Gubernur Jawa Barat, Ridwan Kamil, menetapkan siaga satu bencana seiring dengan cuaca ekstrem berupa hujan deras dan angin puting beliung yang terjadi di sejumlah daerah.
Semua kepala daerah tingkat kabupaten kota diimbau meningkatkan kewaspadaan sekaligus menyiapkan skema untuk pencegahan korban jika terjadi musibah banjir atau longsor.
Dari laporan yang diterima, menurut Ridwan Kamil, musim hujan diperkirakan akan berlangsung sampai awal tahun 2022.
"Saya sudah mengimbau kepala daerah bupati wali kota, kepala BPBD siaga satu di musim penghujan ini," kata dia, Rabu (10/11).

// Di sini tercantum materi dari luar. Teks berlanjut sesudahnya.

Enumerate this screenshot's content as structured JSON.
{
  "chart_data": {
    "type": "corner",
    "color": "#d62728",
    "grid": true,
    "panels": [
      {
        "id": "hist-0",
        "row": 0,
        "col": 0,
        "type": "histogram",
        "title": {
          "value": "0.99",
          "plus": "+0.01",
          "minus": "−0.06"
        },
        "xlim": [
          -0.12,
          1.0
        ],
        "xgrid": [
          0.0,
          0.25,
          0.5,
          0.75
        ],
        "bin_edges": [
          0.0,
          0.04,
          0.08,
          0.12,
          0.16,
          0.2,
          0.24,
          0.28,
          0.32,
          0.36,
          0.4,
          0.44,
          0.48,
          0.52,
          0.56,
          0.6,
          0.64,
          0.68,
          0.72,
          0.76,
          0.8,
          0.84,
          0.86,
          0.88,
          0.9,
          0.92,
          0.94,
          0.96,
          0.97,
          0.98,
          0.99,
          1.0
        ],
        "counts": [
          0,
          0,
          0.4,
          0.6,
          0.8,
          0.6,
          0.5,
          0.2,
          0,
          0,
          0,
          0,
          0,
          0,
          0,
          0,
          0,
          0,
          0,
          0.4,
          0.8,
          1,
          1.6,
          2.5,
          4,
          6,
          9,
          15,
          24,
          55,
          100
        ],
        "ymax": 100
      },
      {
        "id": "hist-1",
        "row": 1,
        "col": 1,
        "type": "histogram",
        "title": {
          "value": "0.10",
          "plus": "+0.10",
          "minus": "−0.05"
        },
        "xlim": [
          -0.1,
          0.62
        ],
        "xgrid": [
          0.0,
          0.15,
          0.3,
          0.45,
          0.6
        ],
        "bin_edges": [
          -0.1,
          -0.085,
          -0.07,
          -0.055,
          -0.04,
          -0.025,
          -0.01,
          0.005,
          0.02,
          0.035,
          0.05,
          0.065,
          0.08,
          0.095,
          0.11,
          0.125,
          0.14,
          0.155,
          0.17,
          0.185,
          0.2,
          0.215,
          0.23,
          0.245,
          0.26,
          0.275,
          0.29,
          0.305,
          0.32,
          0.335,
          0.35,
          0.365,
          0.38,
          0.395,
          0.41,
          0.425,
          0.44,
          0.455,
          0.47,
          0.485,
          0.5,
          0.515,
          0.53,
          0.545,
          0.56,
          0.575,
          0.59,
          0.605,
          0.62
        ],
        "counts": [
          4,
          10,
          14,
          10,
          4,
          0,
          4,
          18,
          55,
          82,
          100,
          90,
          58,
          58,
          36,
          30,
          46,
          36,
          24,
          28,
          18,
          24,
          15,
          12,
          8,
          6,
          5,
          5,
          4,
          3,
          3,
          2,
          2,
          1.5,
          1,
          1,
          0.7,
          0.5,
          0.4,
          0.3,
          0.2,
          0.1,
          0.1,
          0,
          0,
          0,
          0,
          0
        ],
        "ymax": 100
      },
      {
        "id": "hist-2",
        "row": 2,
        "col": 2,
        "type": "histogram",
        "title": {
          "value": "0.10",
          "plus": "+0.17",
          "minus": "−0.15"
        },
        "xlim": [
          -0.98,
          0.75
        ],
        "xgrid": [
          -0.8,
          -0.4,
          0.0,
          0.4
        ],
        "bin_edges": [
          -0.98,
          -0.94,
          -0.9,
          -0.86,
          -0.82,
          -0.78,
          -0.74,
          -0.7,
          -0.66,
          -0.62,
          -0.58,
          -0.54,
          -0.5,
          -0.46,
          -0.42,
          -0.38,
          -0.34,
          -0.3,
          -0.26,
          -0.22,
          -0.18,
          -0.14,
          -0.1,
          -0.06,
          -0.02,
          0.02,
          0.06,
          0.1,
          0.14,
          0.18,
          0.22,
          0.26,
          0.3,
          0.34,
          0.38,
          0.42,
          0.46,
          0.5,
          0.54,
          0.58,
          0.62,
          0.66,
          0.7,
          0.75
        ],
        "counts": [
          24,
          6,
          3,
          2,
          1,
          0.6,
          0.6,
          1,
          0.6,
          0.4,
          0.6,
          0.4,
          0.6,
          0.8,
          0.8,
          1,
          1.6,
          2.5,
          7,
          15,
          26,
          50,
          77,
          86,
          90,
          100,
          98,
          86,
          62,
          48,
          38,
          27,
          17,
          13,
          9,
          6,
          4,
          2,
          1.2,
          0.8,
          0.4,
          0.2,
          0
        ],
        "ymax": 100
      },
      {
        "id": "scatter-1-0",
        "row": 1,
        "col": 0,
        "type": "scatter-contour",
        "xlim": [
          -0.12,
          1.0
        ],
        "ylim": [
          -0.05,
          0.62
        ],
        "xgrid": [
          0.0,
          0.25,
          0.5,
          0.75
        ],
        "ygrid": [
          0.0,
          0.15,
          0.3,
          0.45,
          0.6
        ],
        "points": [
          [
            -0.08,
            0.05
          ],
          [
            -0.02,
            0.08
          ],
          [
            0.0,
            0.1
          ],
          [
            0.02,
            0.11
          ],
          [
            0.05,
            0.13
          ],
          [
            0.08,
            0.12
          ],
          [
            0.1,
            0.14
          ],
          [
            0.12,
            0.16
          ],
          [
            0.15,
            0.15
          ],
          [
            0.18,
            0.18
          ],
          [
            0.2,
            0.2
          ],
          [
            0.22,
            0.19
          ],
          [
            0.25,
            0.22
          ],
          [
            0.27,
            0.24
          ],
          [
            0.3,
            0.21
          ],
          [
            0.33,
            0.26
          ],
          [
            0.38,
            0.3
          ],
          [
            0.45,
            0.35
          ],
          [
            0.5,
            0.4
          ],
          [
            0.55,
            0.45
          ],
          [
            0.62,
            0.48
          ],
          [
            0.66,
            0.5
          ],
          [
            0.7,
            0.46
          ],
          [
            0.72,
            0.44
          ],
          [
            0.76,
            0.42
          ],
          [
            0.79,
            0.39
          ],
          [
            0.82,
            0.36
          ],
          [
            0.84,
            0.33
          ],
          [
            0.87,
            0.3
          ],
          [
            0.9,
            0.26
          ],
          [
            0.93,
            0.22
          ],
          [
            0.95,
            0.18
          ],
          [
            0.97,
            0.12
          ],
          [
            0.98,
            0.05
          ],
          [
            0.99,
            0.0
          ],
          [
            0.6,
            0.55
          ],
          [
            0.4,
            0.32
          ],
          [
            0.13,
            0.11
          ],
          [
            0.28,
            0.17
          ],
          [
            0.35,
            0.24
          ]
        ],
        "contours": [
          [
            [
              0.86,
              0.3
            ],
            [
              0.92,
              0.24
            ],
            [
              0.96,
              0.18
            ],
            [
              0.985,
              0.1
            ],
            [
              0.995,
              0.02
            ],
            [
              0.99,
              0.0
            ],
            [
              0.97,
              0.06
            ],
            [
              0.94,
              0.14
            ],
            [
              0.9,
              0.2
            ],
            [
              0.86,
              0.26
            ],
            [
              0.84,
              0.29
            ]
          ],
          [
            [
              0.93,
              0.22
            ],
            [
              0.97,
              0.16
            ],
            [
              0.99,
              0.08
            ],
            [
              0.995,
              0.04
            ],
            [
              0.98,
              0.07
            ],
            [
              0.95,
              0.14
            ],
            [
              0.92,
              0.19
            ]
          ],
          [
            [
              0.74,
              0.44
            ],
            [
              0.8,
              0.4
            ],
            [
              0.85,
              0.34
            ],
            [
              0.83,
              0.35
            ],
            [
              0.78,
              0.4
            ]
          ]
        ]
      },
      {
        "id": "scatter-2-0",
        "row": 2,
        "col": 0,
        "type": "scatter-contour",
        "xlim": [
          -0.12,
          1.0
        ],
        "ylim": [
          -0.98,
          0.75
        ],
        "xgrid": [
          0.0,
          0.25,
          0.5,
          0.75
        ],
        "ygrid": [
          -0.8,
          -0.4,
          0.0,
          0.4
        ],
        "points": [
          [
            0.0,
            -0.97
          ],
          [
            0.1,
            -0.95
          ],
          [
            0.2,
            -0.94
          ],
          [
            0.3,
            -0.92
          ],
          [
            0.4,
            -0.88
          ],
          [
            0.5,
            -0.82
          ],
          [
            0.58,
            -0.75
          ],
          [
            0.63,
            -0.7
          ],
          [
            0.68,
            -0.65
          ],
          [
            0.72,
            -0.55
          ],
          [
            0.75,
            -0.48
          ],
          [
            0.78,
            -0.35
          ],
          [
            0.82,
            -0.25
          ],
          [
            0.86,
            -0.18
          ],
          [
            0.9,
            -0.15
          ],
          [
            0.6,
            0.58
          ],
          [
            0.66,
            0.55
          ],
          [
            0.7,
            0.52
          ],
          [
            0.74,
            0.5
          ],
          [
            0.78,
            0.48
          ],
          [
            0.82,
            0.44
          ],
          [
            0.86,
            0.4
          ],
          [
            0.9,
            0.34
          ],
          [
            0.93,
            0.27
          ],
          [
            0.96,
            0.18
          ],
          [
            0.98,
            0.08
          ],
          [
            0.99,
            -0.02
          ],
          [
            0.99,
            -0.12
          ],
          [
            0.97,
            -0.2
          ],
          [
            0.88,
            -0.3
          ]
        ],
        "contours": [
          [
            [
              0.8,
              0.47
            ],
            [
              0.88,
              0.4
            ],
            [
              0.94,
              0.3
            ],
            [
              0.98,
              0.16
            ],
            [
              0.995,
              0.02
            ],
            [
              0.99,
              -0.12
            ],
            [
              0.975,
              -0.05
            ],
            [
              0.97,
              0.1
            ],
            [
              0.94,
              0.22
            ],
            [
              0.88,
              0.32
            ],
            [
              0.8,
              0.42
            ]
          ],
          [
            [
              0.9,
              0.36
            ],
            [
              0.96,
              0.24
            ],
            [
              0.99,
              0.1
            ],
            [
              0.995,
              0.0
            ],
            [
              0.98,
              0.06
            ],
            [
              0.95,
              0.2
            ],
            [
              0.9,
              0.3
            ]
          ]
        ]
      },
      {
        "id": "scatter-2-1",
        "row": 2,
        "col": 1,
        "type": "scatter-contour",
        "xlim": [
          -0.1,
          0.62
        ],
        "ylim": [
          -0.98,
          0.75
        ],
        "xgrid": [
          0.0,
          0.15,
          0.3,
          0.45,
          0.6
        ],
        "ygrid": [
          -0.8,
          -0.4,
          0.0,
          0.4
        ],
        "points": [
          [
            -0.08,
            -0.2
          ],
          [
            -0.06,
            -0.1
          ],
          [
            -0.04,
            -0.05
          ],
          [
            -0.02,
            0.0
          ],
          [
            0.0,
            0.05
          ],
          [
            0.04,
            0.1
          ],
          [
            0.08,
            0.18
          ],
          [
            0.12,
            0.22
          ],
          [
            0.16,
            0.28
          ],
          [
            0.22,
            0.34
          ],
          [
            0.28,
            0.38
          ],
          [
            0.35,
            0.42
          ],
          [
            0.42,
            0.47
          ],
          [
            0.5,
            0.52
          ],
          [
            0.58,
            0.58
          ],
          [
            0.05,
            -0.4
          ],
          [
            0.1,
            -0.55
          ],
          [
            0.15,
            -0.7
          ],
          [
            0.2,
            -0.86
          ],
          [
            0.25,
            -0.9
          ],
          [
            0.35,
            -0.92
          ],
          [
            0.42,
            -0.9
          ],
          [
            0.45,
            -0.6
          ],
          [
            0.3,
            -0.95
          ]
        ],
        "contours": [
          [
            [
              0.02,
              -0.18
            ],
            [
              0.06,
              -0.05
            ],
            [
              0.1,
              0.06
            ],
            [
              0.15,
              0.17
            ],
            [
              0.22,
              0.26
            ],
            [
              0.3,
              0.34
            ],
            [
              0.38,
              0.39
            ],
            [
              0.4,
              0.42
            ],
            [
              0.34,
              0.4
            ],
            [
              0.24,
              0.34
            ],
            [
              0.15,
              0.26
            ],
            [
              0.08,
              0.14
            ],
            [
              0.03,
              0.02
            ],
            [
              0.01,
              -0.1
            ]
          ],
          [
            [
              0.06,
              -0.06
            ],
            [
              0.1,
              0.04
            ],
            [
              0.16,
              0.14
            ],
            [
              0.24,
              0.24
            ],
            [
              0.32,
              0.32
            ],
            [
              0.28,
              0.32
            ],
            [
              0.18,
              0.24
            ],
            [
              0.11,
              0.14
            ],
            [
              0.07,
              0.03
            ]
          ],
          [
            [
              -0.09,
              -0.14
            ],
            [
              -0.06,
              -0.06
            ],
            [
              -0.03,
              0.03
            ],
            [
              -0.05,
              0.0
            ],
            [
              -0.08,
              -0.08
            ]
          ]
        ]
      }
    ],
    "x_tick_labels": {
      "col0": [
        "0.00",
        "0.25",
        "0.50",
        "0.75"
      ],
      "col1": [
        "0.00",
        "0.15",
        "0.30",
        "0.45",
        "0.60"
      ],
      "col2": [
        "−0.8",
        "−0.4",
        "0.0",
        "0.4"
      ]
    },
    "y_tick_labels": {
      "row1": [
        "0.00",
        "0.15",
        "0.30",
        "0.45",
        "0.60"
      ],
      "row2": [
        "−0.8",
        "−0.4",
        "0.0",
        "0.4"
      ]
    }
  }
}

"Ini musim penghujan sampai Februari-Maret, musim penghujan itu biasanya mengakibatkan dua potensi kebencanaan, satu banjir yang sering kita lihat, kedua adalah longsor biasanya di daerah yang miring," ucapnya.
Di sisi lain, ia meminta masyarakat ikut pula membantu petugas dalam mengantisipasi musibah bencana alam. Di antaranya menjaga serta memastikan saluran air bisa beroperasi maksimal di lingkungan sekitar sekaligus tidak membuang sampah sembarangan.
Adapun proyek infrastruktur pengendali banjir terbaru yang saat ini dikebut adalah Kolam Retensi Andir di Kota Bandung yang rencana akan selesai pada dua bulan ke depan. Proyek itu, melengkapi Kolam Retensi Cieunteung dalam mengatasi potensi banjir di Citarum.
"Ikhtiar dari kami adalah melakukan pengurangan dengan apapun program dan metode untuk mengatasi kebencanaan," pungkasnya.